This Article is From Nov 29, 2012

Supreme Court accepts student's petition challenging Section 66(A)

Supreme Court accepts student's petition challenging Section 66(A)
New Delhi: A young law student from Delhi has gone to the Supreme Court to challenge a controversial law that was used to arrest two women recently in Maharashtra for their posts on Facebook.

Shreya Singhal from Delhi has filed a Public Interest Litigation (PIL) that describes Section 66(A) of the IT Act as unconstitutional. "I feel it is a violation of free speech, it hasn't been updated, and people are using it wrongly," Ms Singhal told NDTV.

Section 66A of the  IT Act, framed in 2008,  provides for upto three years in jail as punishment for sending "offensive" or "annoying" messages through a computer or communication device. Critics say that the law needs to be reworded more precisely, so that potential violations are clearly explained.

The Chief Justice of India, Altamas Kabir, said Ms Singhal's case will be heard urgently this afternoon at 2 pm. He said in court, "We were wondering why no one has approached the Supreme Court (over this) and even thought of taking up the issue suo moto."

After Shiv Sena president Bal Thackeray died earlier this month, a woman named Shaheen Dhada posted a message on Facebook criticising the shutdown in Mumbai for Mr Thackeray's cremation. Her friend, Rinu Srinivasan, liked her Facebook post. Both were arrested, provoking national outrage.

(Read: Why a Delhi student has challenged the law used for Facebook arrests)

The policemen who arrested them have been suspended. The charges against them were dropped today.
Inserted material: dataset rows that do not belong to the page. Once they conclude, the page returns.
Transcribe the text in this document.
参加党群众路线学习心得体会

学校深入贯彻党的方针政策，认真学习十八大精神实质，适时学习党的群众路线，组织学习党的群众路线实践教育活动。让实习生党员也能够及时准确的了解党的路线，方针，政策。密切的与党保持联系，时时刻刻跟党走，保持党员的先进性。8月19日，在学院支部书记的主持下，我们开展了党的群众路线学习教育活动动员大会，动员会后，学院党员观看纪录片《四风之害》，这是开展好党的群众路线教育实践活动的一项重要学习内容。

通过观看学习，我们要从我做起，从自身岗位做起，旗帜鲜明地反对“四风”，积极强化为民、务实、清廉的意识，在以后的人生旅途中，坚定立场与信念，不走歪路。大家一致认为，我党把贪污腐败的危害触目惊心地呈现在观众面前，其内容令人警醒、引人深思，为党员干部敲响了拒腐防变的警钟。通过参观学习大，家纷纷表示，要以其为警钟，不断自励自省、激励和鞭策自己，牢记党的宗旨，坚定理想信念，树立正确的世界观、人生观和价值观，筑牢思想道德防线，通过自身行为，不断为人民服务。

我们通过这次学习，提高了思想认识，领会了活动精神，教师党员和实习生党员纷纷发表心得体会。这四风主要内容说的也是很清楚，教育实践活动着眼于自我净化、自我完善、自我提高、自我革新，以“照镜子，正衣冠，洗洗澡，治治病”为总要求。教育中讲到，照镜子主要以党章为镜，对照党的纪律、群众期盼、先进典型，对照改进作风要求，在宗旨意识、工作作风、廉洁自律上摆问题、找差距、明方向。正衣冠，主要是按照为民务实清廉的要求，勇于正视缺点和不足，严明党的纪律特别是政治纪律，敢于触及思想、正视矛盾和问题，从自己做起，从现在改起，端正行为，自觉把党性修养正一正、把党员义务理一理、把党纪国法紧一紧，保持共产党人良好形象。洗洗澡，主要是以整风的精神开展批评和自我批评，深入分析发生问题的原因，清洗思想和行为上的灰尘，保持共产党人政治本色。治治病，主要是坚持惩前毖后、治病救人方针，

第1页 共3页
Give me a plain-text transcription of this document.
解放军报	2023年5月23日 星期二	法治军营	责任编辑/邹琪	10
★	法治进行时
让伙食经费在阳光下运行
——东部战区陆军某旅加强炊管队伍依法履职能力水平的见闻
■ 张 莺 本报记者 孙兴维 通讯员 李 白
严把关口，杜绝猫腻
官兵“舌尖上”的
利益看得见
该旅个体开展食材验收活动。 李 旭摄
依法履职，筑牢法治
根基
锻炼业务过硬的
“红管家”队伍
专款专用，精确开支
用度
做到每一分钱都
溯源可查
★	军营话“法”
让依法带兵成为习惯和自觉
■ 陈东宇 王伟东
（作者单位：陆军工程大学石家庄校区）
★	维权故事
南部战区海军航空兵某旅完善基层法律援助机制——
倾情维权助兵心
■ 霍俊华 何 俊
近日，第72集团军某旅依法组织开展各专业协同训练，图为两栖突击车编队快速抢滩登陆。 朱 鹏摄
Telecom Minister Kapil Sibal met with civil society activists and stakeholders for internet freedom today, and said that states have been informed that to prevent the misuse of Section 66(A), a senior police officer (of Inspector General rank) will have to sanction the registration of any cases under this law.  However, the government at this point is reportedly not looking  at clearly defining what sort of content would qualify as "annoying" or "offensive" messages. Activists have been concerned that the definition of what constitutes as 'offensive' is unclear but sources said the government feels the new guideline to states will also tackle the problem of misuse. Sibal has promised to meet all stakeholders every quarter to take stock of the groumd situation.